La figura de Ramón me acompaña desde hace algunos años. A cada relectura de La Fiel Infantería su trayectoria – los desbordes sentimentales de heroísmo, la amistad con Matías y Miguel, la admiración a José Antonio, la inquina al Quijote, la camaradería con los soldados y la muerte sin las botas puestas – su trayectoria, decía, se repite, y procuro ver en la triste muerte por lo menos un atisbo de humildad en vez de encono. Me quedo con su intento de santiguarse, como si de la tomada de conciencia – y realidad – de Ramón dependiera también la mía.

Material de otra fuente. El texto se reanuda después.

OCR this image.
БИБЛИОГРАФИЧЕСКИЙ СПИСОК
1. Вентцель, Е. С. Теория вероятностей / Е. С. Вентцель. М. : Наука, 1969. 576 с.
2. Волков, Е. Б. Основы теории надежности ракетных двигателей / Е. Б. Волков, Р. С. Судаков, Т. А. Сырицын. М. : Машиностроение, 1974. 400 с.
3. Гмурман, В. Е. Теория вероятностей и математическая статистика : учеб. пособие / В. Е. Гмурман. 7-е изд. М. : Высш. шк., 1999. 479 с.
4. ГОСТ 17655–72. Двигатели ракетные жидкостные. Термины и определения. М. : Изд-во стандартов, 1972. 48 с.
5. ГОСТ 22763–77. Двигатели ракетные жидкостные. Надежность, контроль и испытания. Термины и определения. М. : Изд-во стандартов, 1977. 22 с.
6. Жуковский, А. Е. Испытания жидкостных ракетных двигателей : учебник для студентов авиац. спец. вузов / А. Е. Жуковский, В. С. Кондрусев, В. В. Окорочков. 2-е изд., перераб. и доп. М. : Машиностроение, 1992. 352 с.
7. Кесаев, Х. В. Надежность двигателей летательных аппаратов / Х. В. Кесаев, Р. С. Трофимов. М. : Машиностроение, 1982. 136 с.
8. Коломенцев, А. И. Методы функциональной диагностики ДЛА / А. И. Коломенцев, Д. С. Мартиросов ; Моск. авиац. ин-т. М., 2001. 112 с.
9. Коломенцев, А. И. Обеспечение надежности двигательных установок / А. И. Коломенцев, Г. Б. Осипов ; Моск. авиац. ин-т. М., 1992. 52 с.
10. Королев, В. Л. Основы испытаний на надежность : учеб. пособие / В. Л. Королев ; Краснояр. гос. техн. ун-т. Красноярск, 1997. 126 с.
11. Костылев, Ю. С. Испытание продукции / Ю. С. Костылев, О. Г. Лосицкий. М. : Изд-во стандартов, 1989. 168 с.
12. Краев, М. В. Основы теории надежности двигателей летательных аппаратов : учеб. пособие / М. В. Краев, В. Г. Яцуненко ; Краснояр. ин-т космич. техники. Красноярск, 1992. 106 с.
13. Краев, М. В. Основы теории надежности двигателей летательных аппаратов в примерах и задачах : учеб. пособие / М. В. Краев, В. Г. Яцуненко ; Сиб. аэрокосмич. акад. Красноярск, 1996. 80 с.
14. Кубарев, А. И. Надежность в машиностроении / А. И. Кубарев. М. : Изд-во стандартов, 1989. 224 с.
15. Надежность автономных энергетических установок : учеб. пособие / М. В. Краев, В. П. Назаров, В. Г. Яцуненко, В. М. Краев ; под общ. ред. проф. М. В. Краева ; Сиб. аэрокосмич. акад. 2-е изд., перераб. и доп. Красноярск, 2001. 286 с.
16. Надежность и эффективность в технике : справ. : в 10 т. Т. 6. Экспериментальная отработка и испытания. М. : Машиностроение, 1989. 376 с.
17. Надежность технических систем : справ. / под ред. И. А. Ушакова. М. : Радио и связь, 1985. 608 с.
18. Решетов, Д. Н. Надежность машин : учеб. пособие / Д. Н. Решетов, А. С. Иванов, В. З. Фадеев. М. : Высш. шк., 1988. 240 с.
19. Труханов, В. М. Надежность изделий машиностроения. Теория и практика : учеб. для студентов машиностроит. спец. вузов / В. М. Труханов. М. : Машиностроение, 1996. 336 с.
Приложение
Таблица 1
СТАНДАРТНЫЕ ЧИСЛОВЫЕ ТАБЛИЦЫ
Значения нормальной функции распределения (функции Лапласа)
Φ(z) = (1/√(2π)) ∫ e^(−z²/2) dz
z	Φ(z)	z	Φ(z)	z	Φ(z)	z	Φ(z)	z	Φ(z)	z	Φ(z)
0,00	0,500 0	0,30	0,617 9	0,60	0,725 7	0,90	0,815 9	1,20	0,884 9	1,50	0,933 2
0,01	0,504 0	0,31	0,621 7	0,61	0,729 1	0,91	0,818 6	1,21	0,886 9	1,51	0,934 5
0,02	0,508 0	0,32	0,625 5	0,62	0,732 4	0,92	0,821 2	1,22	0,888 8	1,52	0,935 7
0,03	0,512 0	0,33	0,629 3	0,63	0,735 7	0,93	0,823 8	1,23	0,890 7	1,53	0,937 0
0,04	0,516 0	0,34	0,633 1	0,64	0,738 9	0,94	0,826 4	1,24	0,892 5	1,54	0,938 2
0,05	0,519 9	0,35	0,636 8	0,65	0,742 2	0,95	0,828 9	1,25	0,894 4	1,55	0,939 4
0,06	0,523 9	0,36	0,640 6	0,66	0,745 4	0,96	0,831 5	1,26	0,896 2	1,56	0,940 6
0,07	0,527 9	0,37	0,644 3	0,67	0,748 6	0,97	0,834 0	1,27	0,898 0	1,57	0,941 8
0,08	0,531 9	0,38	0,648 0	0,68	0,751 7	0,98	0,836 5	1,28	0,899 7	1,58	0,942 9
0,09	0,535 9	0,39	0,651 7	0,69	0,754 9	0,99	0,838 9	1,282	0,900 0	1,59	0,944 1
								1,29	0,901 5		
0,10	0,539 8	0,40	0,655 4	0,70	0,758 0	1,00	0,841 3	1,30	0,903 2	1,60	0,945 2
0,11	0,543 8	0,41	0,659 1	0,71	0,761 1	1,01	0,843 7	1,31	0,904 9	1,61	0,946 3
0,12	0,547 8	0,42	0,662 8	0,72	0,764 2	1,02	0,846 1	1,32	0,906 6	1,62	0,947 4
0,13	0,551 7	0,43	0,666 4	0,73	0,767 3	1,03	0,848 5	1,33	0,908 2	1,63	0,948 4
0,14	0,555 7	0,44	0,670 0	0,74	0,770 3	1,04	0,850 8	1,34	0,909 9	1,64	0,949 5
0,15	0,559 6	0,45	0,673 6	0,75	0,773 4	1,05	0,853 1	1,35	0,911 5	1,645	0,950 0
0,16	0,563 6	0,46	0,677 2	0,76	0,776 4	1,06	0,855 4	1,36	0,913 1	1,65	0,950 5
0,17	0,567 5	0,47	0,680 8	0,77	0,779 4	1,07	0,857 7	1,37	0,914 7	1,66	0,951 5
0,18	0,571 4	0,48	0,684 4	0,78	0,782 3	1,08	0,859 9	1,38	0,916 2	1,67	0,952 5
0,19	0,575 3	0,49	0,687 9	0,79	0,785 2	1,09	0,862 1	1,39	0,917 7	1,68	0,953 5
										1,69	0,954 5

En Las Meditaciones del Quijote – libro publicado antes que La Fiel Infantería – encontré unas líneas en que Ortega parece referirse a Ramón:

De querer ser a creer que se es ya va la distancia de lo trágico a lo cómico. Este es el paso de la sublimidad a la ridiculez. La transferencia del carácter heroico desde la voluntad a la percepción causa la involución de la tragedia, su desmoronamiento, su comedia. El espejismo aparece como tal espejismo.

Pero la muerte de Ramón no es cómica. Acaso será patética por la manera cómo él la tomó, tras formarse una imagen de sí mismo que no podía sostenerse. La comparación con el Quijote es inevitable. Del episodio en el palacio de los duques, nos dice el narrador de Cervantes que «[…] aquél fue el primer día que de todo en todo conoció y creyó ser caballero andante verdadero, y no fantástico […]». Lo esencial no fue la burla, sino la creencia de Don Quijote. Como también lo fue la de Ramón: la cosa no era hacerse héroe, pero poner sobre el campo un heroísmo preexistente, imaginado; un ideal convertido en espejismo.

Cuando la realidad – la muerte fuera del campo de batalla, su pequeñez, la posibilidad de que él también cayera víctima de la enfermedad y no del enemigo – tocó la puerta, Ramón no estaba preparado para recibirla. Pero le bastó verla para que el personaje heroico se hiciese añicos y diera lugar, en la fantasía de Ramón, a un «resto de hombre». No fue de la exaltación a la clarividencia, sino al despecho. O héroe o nada.

Los objetivos e inquietudes de Ramón no eran falsos. Pero él tomó la lucha – la real, sobre el campo de batalla, y la análoga, para hacerse hombre – como realización acabada, como coronación de quien (él pensaba que) era y no de quien tendría que ser. El hecho de que no pudiera creer en ninguna noticia acerca del fusilamiento de José Antonio es simbólico. Cuando sobrevino la enfermedad – algo que no encajaba en su fantasía heroica –, Ramón se derrumbó. Lo que quedó de él al fin fue muy poco. No porque tenía razón y la muerte por tuberculosis era indigna, sino que el personaje que él mismo había inventado se reveló hueco.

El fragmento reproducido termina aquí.